P11 was admitted 3/25/10, and discharged 4/3/10, with diagnoses of pneumonia. The electronic clinical record did not identify and display completion of signatures of the ordering physician for 35 of 53 verbal orders received/recorded during the stay.

On 8/19/10, at 9:25 a.m. the Health Information (HIM) manager verified the orders were not electronically signed by the physician and the electronic record system used had apparently failed to consistently document that information.

On 8/19/10, at 12:25 p.m. the Hospital Care Service Line director/DON also verified the findings.

QUALITY ASSURANCE

Tag No.: C0336

Based on interview and record review, the facility failed to ensure an effective quality assurance (QA) program to evaluate the quality and appropriateness of all treatment services and outcomes furnished in the CAH hospital was completed for 2 of 2 contracted providers providing services (radiology) at the CAH. Findings include:

The contract services utilized to provide selected diagnostic radiology procedures were not included in the facility quality assurance program.

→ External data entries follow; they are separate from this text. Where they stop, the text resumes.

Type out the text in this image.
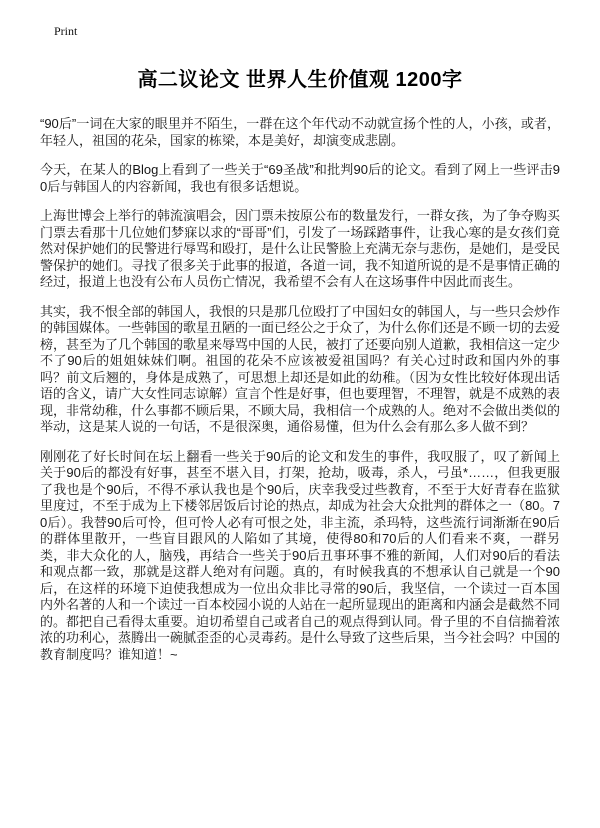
Print
高二议论文 世界人生价值观 1200字

“90后”一词在大家的眼里并不陌生，一群在这个年代动不动就宣扬个性的人，小孩，或者，年轻人，祖国的花朵，国家的栋梁，本是美好，却演变成悲剧。

今天，在某人的Blog上看到了一些关于“69圣战”和批判90后的论文。看到了网上一些评击90后与韩国人的内容新闻，我也有很多话想说。

上海世博会上举行的韩流演唱会，因门票未按原公布的数量发行，一群女孩，为了争夺购买门票去看那十几位她们梦寐以求的“哥哥”们，引发了一场踩踏事件，让我心寒的是女孩们竟然对保护她们的民警进行辱骂和殴打，是什么让民警脸上充满无奈与悲伤，是她们，是受民警保护的她们。寻找了很多关于此事的报道，各道一词，我不知道所说的是不是事情正确的经过，报道上也没有公布人员伤亡情况，我希望不会有人在这场事件中因此而丧生。

其实，我不恨全部的韩国人，我恨的只是那几位殴打了中国妇女的韩国人，与一些只会炒作的韩国媒体。一些韩国的歌星丑陋的一面已经公之于众了，为什么你们还是不顾一切的去爱榜，甚至为了几个韩国的歌星来辱骂中国的人民，被打了还要向别人道歉，我相信这一定少不了90后的姐姐妹妹们啊。祖国的花朵不应该被爱祖国吗？有关心过时政和国内外的事吗？前文后翘的，身体是成熟了，可思想上却还是如此的幼稚。（因为女性比较好体现出话语的含义，请广大女性同志谅解）宣言个性是好事，但也要理智，不理智，就是不成熟的表现，非常幼稚，什么事都不顾后果，不顾大局，我相信一个成熟的人。绝对不会做出类似的举动，这是某人说的一句话，不是很深奥，通俗易懂，但为什么会有那么多人做不到？

刚刚花了好长时间在坛上翻看一些关于90后的论文和发生的事件，我叹服了，叹了新闻上关于90后的都没有好事，甚至不堪入目，打架，抢劫，吸毒，杀人，弓虽*……，但我更服了我也是个90后，不得不承认我也是个90后，庆幸我受过些教育，不至于大好青春在监狱里度过，不至于成为上下楼邻居饭后讨论的热点，却成为社会大众批判的群体之一（80。70后）。我替90后可怜，但可怜人必有可恨之处，非主流，杀玛特，这些流行词渐渐在90后的群体里散开，一些盲目跟风的人陷如了其境，使得80和70后的人们看来不爽，一群另类，非大众化的人，脑残，再结合一些关于90后丑事环事不雅的新闻，人们对90后的看法和观点都一致，那就是这群人绝对有问题。真的，有时候我真的不想承认自己就是一个90后，在这样的环境下迫使我想成为一位出众非比寻常的90后，我坚信，一个读过一百本国内外名著的人和一个读过一百本校园小说的人站在一起所显现出的距离和内涵会是截然不同的。都把自己看得太重要。迫切希望自己或者自己的观点得到认同。骨子里的不自信揣着浓浓的功利心，蒸腾出一碗腻歪歪的心灵毒药。是什么导致了这些后果，当今社会吗？中国的教育制度吗？谁知道！~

The quality assurance director verified during interview on 8/17/10, at 1:30 p.m. the contract providers for imaging and ultrasound services were involved in the quality assurance program, "only if there was a problem." The director added the contracted provider did not regularly provide or analyze data, identify any areas that may be improved by corrective action or have measures to improve quality on a continuous basis.

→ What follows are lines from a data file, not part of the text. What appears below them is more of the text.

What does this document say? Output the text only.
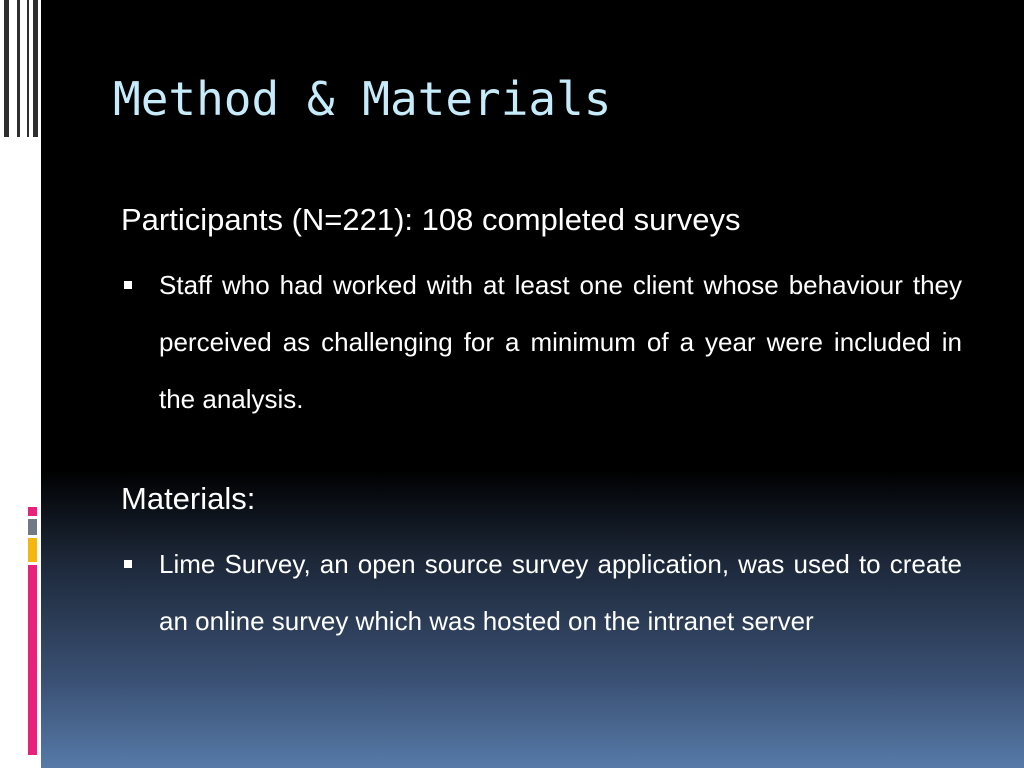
Method & Materials

Participants (N=221): 108 completed surveys

Staff who had worked with at least one client whose behaviour they perceived as challenging for a minimum of a year were included in the analysis.

Materials:

Lime Survey, an open source survey application, was used to create an online survey which was hosted on the intranet server
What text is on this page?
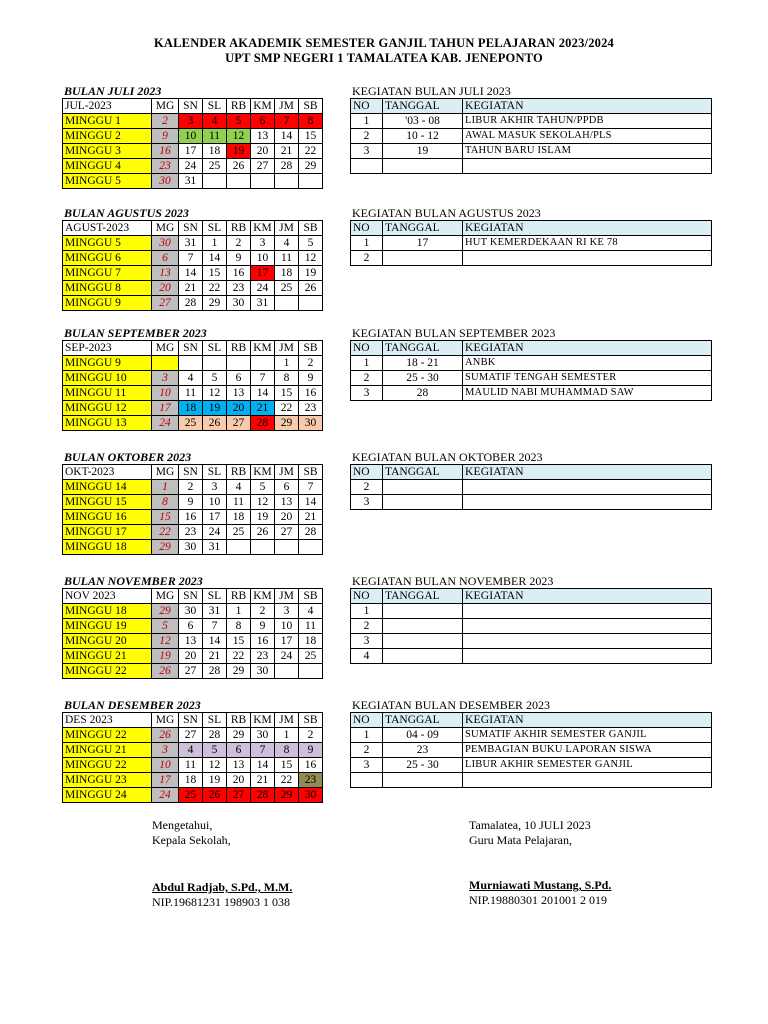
KALENDER AKADEMIK SEMESTER GANJIL TAHUN PELAJARAN 2023/2024
UPT SMP NEGERI 1 TAMALATEA KAB. JENEPONTO
BULAN JULI 2023	KEGIATAN BULAN JULI 2023
JUL-2023	MG	SN	SL	RB	KM	JM	SB
MINGGU 1	2	3	4	5	6	7	8
MINGGU 2	9	10	11	12	13	14	15
MINGGU 3	16	17	18	19	20	21	22
MINGGU 4	23	24	25	26	27	28	29
MINGGU 5	30	31					
NO	TANGGAL	KEGIATAN
1	'03 - 08	LIBUR AKHIR TAHUN/PPDB
2	10 - 12	AWAL MASUK SEKOLAH/PLS
3	19	TAHUN BARU ISLAM

BULAN AGUSTUS 2023	KEGIATAN BULAN AGUSTUS 2023
AGUST-2023	MG	SN	SL	RB	KM	JM	SB
MINGGU 5	30	31	1	2	3	4	5
MINGGU 6	6	7	14	9	10	11	12
MINGGU 7	13	14	15	16	17	18	19
MINGGU 8	20	21	22	23	24	25	26
MINGGU 9	27	28	29	30	31		
NO	TANGGAL	KEGIATAN
1	17	HUT KEMERDEKAAN RI KE 78
2		
BULAN SEPTEMBER 2023	KEGIATAN BULAN SEPTEMBER 2023
SEP-2023	MG	SN	SL	RB	KM	JM	SB
MINGGU 9						1	2
MINGGU 10	3	4	5	6	7	8	9
MINGGU 11	10	11	12	13	14	15	16
MINGGU 12	17	18	19	20	21	22	23
MINGGU 13	24	25	26	27	28	29	30
NO	TANGGAL	KEGIATAN
1	18 - 21	ANBK
2	25 - 30	SUMATIF TENGAH SEMESTER
3	28	MAULID NABI MUHAMMAD SAW
BULAN OKTOBER 2023	KEGIATAN BULAN OKTOBER 2023
OKT-2023	MG	SN	SL	RB	KM	JM	SB
MINGGU 14	1	2	3	4	5	6	7
MINGGU 15	8	9	10	11	12	13	14
MINGGU 16	15	16	17	18	19	20	21
MINGGU 17	22	23	24	25	26	27	28
MINGGU 18	29	30	31				
NO	TANGGAL	KEGIATAN
2		
3		
BULAN NOVEMBER 2023	KEGIATAN BULAN NOVEMBER 2023
NOV 2023	MG	SN	SL	RB	KM	JM	SB
MINGGU 18	29	30	31	1	2	3	4
MINGGU 19	5	6	7	8	9	10	11
MINGGU 20	12	13	14	15	16	17	18
MINGGU 21	19	20	21	22	23	24	25
MINGGU 22	26	27	28	29	30		
NO	TANGGAL	KEGIATAN
1		
2		
3		
4		
BULAN DESEMBER 2023	KEGIATAN BULAN DESEMBER 2023
DES 2023	MG	SN	SL	RB	KM	JM	SB
MINGGU 22	26	27	28	29	30	1	2
MINGGU 21	3	4	5	6	7	8	9
MINGGU 22	10	11	12	13	14	15	16
MINGGU 23	17	18	19	20	21	22	23
MINGGU 24	24	25	26	27	28	29	30
NO	TANGGAL	KEGIATAN
1	04 - 09	SUMATIF AKHIR SEMESTER GANJIL
2	23	PEMBAGIAN BUKU LAPORAN SISWA
3	25 - 30	LIBUR AKHIR SEMESTER GANJIL

Mengetahui,
Kepala Sekolah,
Abdul Radjab, S.Pd., M.M.
NIP.19681231 198903 1 038
Tamalatea, 10 JULI 2023
Guru Mata Pelajaran,
Murniawati Mustang, S.Pd.
NIP.19880301 201001 2 019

The diagnostic manager responsible to direct the radiology and laboratory services at the CAH hospital verified on 8/18/10, at 4:15 p.m. there were two providers that supplied the nuclear medicine, mammography, magnetic imagining, and diagnostic ultrasound equipment and services. The department manager also reported the actual procedures were performed by a combination of facility staff and provider staff. The manager added the providers performed the required monitoring, testing and reporting of proper functioning of the equipment furnished; however, "were not involved in the QA process." The manager added, "That is something we should look at doing."

The CEO reported during an interview on 8/18/10, at 3:15 p.m., it was her expectation and understanding the contract providers in radiology were currently involved in the hospital QA process.